28 Years Later
Writer: Alex Garland
Director: Danny Boyle
Cast: Jodie Comer, Aaron Taylor-Johnson, Alfie Williams, Jack O'Connell, Ralph Fiennes
Just like its trailers, 28 Years Later opens with a flashback, a brief glimpse at the day everything went wrong as the Rage Virus rampaged across the UK, spreading death and madness. It's a glance back into a world we first encountered in 28 Days Later, and a reminder of the visceral thrill that came with that film's debut back in 2002. It's a kind of lightning in a bottle that any filmmakers, including director Danny Boyle and writer Alex Garland, would struggle to recapture.
So they don't try.
Vast, strange, and as steeped in natural beauty as the original film was in urban grit, 28 Years Later retains the visceral intensity of its predecessor, but it's far more interested in what the world's become than it is in retreading familiar territory. It's a film that trades straightforward survival horror for something more epic and poetic, and while it sometimes struggles to strike the right tonal balance, its ambitions are brought to crackling, often jaw-dropping life.
Nearly three decades after the Rage Virus was released, most of the world has gone back to normal. The virus is now contained to the United Kingdom, which is patrolled constantly by international armed forces to ensure that no one ever leaves, and without the basic infrastructure of the civilized world, the survivors have set up an agrarian existence in isolated communities.
It's in one of these communities that we meet Spike (Alfie Williams), a 12-year-old boy who's never known a world with television, or electricity, or anything other than the simple life he shares with his father Jamie (Aaron Taylor-Johnson), and his chronically ill mother Isla (Jodie Comer). When we encounter Spike, he's about to head out with his father for his first journey into the wider world, where he'll kill his first infected creatures, scavenge for supplies, and get a taste of manhood. But despite a technological regression and a much smaller human population, the outside world is still far stranger, and more frightening, than Spike ever imagined, triggering a coming-of-age story that's both achingly beautiful and, with the announcement of sequels coming soon, only the beginning.
There are lots of ways to reorganize a society in the wake of an apocalypse, as we've learned in everything from Day of the Dead to The Last of Us.

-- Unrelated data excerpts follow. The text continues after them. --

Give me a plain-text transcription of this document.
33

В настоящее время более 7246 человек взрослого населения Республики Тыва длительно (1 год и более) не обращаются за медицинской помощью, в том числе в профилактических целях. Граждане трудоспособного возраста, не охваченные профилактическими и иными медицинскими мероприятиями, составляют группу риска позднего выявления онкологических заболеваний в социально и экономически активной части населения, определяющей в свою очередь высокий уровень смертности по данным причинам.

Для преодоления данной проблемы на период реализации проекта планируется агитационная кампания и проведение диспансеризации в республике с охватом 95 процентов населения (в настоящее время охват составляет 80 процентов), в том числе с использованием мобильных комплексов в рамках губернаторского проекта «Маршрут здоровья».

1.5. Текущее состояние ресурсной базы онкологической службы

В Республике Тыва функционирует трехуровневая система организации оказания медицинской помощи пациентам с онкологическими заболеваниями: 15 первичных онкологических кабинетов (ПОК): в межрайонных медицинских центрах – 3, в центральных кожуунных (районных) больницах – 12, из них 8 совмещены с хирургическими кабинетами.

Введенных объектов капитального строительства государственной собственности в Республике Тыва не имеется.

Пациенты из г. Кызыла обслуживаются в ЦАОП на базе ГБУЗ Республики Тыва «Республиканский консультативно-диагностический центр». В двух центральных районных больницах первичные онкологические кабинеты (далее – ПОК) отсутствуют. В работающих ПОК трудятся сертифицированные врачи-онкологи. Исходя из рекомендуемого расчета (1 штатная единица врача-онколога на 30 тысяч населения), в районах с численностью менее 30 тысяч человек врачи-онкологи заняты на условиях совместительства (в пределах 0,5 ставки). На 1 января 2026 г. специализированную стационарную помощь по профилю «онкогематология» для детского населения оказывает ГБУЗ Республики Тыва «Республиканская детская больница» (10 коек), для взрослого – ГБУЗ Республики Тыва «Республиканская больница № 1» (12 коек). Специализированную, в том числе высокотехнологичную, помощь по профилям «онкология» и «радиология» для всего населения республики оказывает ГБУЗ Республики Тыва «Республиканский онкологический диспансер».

Instead of leaning into the conventions of many of those examples, Boyle and Garland opt for something that plays a bit more like a dark fairy tale. There's a village on the edge of the mainland, separated from the rest of Britain by a land bridge only accessible at low tide, and from that village a warrior and his son must venture out and fight to survive. Outside they encounter monsters, haunted derelict buildings, and moments of surprising emotional clarity, just as they might if they were in the midst of a sword and sorcery tale, or even a Western.
With this paradigm in place, Boyle, shooting much of the film on iPhones in an effort to recapture the digital photography style of the original, makes 28 Years Later into a thrilling chiaroscuro of light and dark, loud and quiet, blood and beauty. The world has moved on, shifted into a natural wonder punctuated by encounters with the infected, who have themselves evolved into new incarnations as the virus has progressed and the creatures who fall victim to it have carved out some kind of sustained existence. For the first half of the film, Boyle and Garland lean heavily on these changes, and immerse Spike and his father in danger that's reminiscent in pacing of the original film, yet wholly new visually.
But the more Spike learns about this world, the more questions he has, the bolder he gets in examining his place in this haunted landscape, and what he might be able to do with the knowledge he's gleaning. It's a remarkable performance from Williams in his first leading role, and it gets even better as the film takes a turn midway through, and shifts its apocalyptic paradigm even more.
To explain this shift would be to rob viewers of a surprising, expectation-defying experience, but you'll know it when you see it, and while it might not work for you, it is at the very least a striking departure from what one might predict in this kind of film. Boyle and Garland are, once again, very interested in evolution, but they're also interested in reflection. It's here that Comer and Ralph Fiennes, as a former doctor turned lonely survivor, really elevate the film into something more.
Tonally, 28 Years Later occasionally struggles as it finds its way from the intense scares of the original film to becoming something new and entirely its own, but once the back half really kicks in and you understand the true emotional arc of the film, it's at once spellbinding and devastating. That dark fairy tale aesthetic evoked by the early scenes transforms into something at once epic and strikingly intimate, the story of a boy forced to grow up quickly and find the complexities lurking within a deceptively simple life. It's here that 28 Years Later truly shines, and finds its place as both a film concerned with existential horror and with the enduring hope that comes with being human.
28 Years Later will not work for everyone. Its footing isn't always sure, its ending is a clear setup for a sequel, and its expansion of the original film's world is daring to the point that it might grate on some fans. Give it room to breathe and grow in your mind, though, and you'll be rewarded with one of the year's most ambitious genre films, and proof that there's still much more to say about this world.